Por outro lado, é imprescindível
pontuar que as escolas muitas vezes são resistentes a introdução de tecnologias
da informação e comunicação no âmbito do ensino e optam por permanecer com práticas
tradicionais e arcaicas no processo de ensino-aprendizagem. Dessa forma,
é importante que no contexto escolar haja uma formação e o mesmo tempo a
construção de cidadãos críticos, utilizando as ferramentas disponíveis na
atualidade. Para Moran (2005),
[...] muitas escolas oferecem
o mínimo de infra-estrutura tecnológica de apoio a professores e alunos e,
também, porque muitos professores ainda se consideram o centro, focando mais o
ensinar do que o aprender, o “dar aula” do que o gerenciar atividades de
pesquisa e projetos. A sala de aula pode ser o espaço de múltiplas formas de
aprender. Espaço para informar, pesquisar e divulgar atividades de
aprendizagem. Para isso, além do quadro e do giz, precisa ser confortável, com
boa acústica e tecnologias, das simples até as sofisticadas. Uma sala de aula
hoje precisa ter acesso fácil ao vídeo, DVD, projetor multimídia e, no mínimo,
um ponto de Internet, para acesso a sites em tempo real pelo professor ou pelos
alunos, quando necessário. Infelizmente, a maioria das escolas e universidades
pensa que giz, quadro, mesa, cadeiras, um professor e muitos alunos é
suficiente para garantir aprendizagem de qualidade. (MORAN, p. 11-12, 2005).

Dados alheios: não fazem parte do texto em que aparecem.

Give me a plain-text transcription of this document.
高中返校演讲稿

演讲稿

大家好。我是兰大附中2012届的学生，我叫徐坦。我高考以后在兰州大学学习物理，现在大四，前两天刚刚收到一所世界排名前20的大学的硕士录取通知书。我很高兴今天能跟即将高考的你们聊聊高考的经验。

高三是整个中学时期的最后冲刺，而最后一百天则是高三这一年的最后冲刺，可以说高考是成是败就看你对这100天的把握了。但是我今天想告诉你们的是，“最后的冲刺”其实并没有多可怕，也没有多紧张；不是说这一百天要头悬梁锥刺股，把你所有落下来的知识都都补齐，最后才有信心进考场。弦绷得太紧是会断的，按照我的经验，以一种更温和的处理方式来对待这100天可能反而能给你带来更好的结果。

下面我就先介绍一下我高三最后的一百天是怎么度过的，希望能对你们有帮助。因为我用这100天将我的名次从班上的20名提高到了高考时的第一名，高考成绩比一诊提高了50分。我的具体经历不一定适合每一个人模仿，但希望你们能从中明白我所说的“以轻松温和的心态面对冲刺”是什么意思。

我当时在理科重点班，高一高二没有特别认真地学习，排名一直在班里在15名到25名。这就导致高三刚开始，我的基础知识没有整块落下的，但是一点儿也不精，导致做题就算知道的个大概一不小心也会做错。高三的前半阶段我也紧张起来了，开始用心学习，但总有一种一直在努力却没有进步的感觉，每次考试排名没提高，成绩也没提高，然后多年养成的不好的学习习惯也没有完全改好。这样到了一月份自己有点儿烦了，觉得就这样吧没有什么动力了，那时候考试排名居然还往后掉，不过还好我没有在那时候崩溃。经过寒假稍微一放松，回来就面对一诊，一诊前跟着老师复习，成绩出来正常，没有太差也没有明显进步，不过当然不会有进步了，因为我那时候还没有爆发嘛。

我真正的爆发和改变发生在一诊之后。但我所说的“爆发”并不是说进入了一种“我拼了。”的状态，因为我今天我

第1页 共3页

Esse processo precisa iniciar no âmbito
educacional em que toda a equipe pedagógica juntamente com a comunidade escolar
se engajem no desenvolvimento de cidadãos críticos a partir dos recursos disponíveis
e existente nas escolas. É claro que há uma série de limitantes para esse
processo, tais como a falta de recursos, de aparelho, de acesso à internet, de
qualificação de pessoas para manusear e ao mesmo tempo ensinar os alunos, sala
lotadas, alunos desmotivados.
Isso requer vontade política, o que é
interrompido por diferentes tipos de políticas públicas desenvolvidas de acordo
com o perfil do governo. Para que os estudantes possam se envolver e
desenvolver sua capacidade criativa tendo a web como uma ferramenta importante para
essa ação é essencial criar mecanismos para que isso se efetive.
3.
A Pesquisa Como
Ação Básica Para Construção do Pensamento Crítico
Um conceito central sobre o desenvolvimento do pensamento
crítico, é ação de pesquisar em que não se restringe apenas a coleta de dados,
mas o tratamento dessa informação na reflexão, a categorização, tal como a
interpretação, levando em consideração os diferentes elementos que contribuem
para que eu possa emitir uma opinião sobre o fenômeno analisado. Segundo Valle e Abranches (2010),
[...] a pesquisa
escolar pode e deve ser algo prazeroso, onde os alunos
percorrem suas
próprias trajetórias até chegar à conclusão de seus trabalhos, satisfazendo
suas descobertas. Também se pode falar em ambiente de aprendizagem
colaborativa, uma vez que, altamente motivados, terão prazer e desejo em
compartilhar suas descobertas [...] Por isso, quando se pensa em pesquisa
escolar via Internet, alguns setores da escola preferem ignorar completamente a
existência do ciberespaço: continuam a fazer as pesquisas como orientadas há
mais de meio século, fazendo também um malabarismo enorme a fim
de manter essas
tecnologias fora da sala de aula. (VALLE; ABRANCHES,
p. 3, 2010).
É importante ensinar aos estudantes maneiras práticas de
como, onde e quando pesquisar, pois digitar a palavra ou conceitos chave na web
não é a pesquisa. Isso seria limitar o processo investigativo que nos
move em busca de novas descobertas e ao mesmo tempo na construção do próprio
conhecimento. Pesquisar requer planejamento, orientação, direcionamento
e ao mesmo tempo uma clareza do que se pretende apresentar como uma crítica inteligente
e coesa.
O modelo atual de educação existente no Brasil condiciona
os estudantes a busca de respostas prontas e objetivas, por vezes sem uma
reflexão sobre aquilo que está sendo respondido. Há que se considerar
também que o livro didático pode apresentar uma visão limitada sobre determinado
conceito o que reflete muito a postura de seus autores.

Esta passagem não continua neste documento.